How T cell receptor (TCR) signal strength modulates T cell function and to what extent this is modified by immune checkpoint blockade (ICB) are key questions in immunology. Using Nr4a3-Tocky mice, we characterized early quantitative and qualitative changes that occur in CD4⁺ T cells in relation to TCR signaling strength. We captured how dose- and time-dependent programming of distinct co-inhibitory receptors rapidly recalibrates T cell activation thresholds and visualized the immediate effects of ICB on T cell re-activation. Our findings reveal that anti-PD1 immunotherapy leads to an increased TCR signal strength. We defined a strong TCR signal metric of five genes upregulated by anti-PD1 in T cells (TCR.strong), which was superior to a canonical T cell activation gene signature in stratifying melanoma patient outcomes to anti-PD1 therapy. Our study therefore reveals how analysis of TCR signal strength—and its manipulation—can provide powerful metrics for monitoring outcomes to immunotherapy.

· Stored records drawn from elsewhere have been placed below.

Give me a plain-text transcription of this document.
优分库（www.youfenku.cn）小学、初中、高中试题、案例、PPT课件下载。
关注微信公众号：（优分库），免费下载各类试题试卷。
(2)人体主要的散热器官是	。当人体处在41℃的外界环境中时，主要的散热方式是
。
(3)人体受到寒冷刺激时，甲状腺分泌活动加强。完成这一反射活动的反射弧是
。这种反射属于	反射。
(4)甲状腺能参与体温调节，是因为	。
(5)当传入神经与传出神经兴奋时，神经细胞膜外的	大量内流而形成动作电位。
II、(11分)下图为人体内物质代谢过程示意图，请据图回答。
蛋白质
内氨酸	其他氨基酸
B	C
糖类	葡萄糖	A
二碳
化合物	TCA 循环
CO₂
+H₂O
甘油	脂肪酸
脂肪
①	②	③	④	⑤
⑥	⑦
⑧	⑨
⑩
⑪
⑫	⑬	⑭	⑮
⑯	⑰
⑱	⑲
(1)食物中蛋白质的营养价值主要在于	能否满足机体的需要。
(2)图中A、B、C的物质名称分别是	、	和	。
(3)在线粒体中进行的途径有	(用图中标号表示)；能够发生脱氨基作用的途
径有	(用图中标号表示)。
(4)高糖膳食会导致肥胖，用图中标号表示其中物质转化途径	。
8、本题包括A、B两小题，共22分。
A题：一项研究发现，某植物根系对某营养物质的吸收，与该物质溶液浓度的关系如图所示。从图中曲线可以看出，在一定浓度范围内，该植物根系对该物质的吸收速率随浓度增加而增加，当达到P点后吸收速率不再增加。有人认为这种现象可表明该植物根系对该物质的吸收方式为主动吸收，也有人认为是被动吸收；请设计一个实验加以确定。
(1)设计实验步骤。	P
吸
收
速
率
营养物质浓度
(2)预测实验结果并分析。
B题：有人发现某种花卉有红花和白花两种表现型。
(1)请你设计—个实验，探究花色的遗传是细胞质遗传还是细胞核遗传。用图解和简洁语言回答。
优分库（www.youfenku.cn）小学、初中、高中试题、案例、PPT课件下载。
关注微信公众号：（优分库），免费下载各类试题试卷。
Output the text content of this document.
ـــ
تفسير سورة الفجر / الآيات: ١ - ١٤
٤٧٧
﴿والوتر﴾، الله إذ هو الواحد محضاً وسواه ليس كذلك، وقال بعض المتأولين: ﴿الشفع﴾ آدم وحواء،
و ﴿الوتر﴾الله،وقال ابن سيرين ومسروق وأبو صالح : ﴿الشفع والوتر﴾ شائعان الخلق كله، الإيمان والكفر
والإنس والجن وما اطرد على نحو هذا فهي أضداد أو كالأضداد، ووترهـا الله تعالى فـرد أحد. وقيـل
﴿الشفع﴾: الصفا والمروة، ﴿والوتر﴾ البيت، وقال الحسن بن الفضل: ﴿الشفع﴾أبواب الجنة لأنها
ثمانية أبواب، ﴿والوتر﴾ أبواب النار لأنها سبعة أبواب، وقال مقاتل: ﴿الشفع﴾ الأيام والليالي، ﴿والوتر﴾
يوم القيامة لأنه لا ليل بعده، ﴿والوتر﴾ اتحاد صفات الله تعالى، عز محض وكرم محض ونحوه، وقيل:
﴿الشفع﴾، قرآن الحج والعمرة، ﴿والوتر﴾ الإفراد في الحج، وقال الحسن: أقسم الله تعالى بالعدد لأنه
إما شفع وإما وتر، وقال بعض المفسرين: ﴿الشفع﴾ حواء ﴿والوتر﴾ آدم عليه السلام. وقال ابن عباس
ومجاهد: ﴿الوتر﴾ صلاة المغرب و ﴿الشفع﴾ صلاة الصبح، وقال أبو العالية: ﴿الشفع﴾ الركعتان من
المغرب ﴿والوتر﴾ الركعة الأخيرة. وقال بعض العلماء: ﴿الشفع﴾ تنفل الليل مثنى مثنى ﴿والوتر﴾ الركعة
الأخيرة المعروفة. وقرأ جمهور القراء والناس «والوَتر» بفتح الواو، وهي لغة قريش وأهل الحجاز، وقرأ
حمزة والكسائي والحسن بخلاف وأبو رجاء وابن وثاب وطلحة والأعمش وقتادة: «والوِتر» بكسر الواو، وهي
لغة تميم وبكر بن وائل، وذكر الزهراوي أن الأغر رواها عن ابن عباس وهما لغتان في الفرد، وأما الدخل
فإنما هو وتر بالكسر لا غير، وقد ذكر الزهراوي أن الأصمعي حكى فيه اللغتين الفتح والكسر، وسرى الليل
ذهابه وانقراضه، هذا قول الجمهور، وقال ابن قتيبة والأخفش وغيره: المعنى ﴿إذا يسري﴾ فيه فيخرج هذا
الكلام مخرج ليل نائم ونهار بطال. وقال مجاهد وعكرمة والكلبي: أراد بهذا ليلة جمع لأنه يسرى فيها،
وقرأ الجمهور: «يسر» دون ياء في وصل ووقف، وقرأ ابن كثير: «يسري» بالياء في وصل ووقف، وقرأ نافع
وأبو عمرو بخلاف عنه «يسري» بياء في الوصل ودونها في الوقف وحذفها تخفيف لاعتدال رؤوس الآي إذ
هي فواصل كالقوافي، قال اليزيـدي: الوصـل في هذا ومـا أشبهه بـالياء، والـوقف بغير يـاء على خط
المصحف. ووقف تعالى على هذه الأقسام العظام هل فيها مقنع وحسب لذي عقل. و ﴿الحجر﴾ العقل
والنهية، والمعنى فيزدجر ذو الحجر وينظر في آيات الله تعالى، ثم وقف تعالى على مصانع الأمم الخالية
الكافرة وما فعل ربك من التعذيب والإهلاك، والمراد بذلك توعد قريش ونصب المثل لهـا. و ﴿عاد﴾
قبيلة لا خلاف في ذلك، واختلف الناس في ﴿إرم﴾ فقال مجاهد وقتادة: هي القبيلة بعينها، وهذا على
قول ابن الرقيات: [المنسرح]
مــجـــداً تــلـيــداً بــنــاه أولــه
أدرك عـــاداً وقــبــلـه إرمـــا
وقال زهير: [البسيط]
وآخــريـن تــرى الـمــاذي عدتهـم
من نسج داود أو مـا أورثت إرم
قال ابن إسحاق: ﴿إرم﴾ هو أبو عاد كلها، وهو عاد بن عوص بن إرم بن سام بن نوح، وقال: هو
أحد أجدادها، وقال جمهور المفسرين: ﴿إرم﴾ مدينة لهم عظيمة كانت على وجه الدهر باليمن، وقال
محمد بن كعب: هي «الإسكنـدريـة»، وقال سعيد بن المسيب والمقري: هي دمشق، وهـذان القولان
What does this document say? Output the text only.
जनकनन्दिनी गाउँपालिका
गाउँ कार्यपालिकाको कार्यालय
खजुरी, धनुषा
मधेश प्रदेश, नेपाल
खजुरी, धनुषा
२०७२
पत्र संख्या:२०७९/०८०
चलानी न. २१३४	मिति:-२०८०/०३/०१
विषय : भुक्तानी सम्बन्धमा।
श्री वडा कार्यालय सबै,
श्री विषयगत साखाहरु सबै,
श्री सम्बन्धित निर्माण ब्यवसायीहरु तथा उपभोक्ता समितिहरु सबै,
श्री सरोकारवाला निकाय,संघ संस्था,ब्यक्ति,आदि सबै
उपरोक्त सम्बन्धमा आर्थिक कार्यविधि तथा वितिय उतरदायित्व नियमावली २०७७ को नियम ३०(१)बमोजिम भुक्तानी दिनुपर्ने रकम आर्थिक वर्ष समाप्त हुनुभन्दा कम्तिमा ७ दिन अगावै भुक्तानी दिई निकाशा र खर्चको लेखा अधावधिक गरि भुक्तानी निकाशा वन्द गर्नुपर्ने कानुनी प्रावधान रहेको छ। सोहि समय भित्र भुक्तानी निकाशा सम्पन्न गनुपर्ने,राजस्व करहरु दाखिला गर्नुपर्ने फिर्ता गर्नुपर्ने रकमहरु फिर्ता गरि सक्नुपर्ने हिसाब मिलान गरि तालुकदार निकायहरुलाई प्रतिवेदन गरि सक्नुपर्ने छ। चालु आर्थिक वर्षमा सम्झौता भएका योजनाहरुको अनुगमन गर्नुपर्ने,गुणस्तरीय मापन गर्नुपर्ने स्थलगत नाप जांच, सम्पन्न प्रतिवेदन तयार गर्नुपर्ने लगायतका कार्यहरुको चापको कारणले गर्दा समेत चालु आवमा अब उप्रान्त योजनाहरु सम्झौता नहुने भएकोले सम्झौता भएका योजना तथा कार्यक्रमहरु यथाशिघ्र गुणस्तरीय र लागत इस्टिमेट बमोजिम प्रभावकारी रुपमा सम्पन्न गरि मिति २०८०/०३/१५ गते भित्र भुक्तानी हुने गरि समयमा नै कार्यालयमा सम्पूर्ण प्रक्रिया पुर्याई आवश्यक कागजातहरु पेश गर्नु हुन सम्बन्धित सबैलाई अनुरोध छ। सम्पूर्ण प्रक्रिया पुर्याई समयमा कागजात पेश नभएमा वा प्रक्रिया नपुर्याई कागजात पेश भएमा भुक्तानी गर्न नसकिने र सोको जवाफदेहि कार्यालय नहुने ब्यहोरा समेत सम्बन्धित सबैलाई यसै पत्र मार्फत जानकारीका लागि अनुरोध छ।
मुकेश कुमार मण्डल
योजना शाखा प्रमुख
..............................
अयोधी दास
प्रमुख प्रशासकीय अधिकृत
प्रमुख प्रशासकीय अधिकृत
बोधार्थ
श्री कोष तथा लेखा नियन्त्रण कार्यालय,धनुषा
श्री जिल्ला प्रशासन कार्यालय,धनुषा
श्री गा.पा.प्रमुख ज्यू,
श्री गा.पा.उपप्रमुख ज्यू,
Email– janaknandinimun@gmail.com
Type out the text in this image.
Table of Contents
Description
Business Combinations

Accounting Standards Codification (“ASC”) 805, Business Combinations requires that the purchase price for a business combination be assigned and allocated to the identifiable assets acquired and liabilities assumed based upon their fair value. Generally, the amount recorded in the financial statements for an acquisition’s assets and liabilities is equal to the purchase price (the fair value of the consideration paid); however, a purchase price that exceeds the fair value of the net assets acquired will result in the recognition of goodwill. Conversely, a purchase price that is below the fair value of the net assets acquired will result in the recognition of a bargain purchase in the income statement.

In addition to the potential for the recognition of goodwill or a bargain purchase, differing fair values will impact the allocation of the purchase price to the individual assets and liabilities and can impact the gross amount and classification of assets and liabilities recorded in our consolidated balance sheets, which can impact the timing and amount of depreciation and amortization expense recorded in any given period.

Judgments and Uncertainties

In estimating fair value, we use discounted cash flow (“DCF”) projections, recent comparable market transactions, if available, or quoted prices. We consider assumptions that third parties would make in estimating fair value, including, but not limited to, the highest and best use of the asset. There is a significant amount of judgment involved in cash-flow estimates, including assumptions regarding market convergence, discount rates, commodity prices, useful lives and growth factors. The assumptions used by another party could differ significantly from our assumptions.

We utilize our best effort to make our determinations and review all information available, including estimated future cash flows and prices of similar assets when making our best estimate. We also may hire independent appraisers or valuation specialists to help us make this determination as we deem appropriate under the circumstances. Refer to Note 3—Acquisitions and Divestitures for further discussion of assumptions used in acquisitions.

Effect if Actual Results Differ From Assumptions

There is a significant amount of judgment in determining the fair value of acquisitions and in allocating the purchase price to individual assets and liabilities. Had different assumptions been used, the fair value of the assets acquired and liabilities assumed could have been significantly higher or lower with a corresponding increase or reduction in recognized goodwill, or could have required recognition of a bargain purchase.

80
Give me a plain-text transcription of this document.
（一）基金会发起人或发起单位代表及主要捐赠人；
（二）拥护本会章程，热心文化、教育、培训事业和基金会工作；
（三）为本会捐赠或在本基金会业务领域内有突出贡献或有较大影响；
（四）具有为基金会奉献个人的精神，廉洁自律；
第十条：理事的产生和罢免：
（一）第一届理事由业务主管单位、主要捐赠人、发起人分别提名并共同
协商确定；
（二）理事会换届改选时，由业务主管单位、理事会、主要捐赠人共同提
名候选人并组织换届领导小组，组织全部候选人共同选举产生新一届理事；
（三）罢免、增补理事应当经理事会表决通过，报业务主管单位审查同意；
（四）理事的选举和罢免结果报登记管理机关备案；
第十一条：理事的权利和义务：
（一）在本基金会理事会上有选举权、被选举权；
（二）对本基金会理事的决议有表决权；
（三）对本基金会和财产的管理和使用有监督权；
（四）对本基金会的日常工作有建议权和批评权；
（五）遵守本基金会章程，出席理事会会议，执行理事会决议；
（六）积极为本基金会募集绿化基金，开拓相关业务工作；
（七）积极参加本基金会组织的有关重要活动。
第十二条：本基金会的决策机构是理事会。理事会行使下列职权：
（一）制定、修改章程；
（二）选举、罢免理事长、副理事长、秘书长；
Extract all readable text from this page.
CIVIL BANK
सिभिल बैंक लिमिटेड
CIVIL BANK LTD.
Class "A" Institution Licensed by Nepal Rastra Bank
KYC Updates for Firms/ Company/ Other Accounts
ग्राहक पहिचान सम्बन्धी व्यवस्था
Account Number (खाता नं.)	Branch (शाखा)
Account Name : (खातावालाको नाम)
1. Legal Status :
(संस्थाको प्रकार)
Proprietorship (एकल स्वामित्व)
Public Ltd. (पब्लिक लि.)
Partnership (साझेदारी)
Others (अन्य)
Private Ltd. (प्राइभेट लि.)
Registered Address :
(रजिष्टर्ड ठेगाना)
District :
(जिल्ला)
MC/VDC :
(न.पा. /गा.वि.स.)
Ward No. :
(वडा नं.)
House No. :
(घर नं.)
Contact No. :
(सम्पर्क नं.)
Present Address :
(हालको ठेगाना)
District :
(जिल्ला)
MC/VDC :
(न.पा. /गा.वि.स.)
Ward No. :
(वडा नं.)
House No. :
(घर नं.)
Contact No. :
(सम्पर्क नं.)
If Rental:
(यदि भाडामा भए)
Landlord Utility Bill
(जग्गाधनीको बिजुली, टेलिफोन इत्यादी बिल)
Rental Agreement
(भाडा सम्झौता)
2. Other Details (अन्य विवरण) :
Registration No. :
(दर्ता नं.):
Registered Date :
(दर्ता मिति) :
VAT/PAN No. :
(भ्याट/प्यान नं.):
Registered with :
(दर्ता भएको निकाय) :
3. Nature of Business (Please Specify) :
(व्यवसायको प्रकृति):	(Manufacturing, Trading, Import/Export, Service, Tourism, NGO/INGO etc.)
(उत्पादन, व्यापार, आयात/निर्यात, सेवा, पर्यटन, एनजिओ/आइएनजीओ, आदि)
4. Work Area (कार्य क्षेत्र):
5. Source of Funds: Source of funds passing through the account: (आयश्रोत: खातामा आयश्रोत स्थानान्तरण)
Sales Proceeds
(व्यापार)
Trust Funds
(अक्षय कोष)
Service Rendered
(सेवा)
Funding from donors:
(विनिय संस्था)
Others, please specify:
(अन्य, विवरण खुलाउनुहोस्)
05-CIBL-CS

T 细胞受体 (TCR) 信号强度如何调节 T 细胞功能以及免疫检查点阻断 (ICB) 在多大程度上改变 T 细胞功能是免疫学中的关键问题。使用Nr4a3 -Tocky 小鼠，我们表征了 CD4 ⁺ T 细胞中发生的与 TCR 信号强度相关的早期定量和定性变化。我们捕获了不同共抑制受体的剂量和时间依赖性编程如何快速重新校准 T 细胞激活阈值，并可视化 ICB 对 T 细胞重新激活的直接影响。我们的研究结果表明，抗 PD1 免疫疗法可增强 TCR 信号强度。我们定义了 T 细胞中抗 PD1 上调的 5 个基因的强 TCR 信号指标 (TCR.strong)，该指标在对黑色素瘤患者的抗 PD1 治疗结果进行分层方面优于典型的 T 细胞激活基因特征。因此，我们的研究揭示了 TCR 信号强度的分析及其操作如何为监测免疫治疗的结果提供强有力的指标。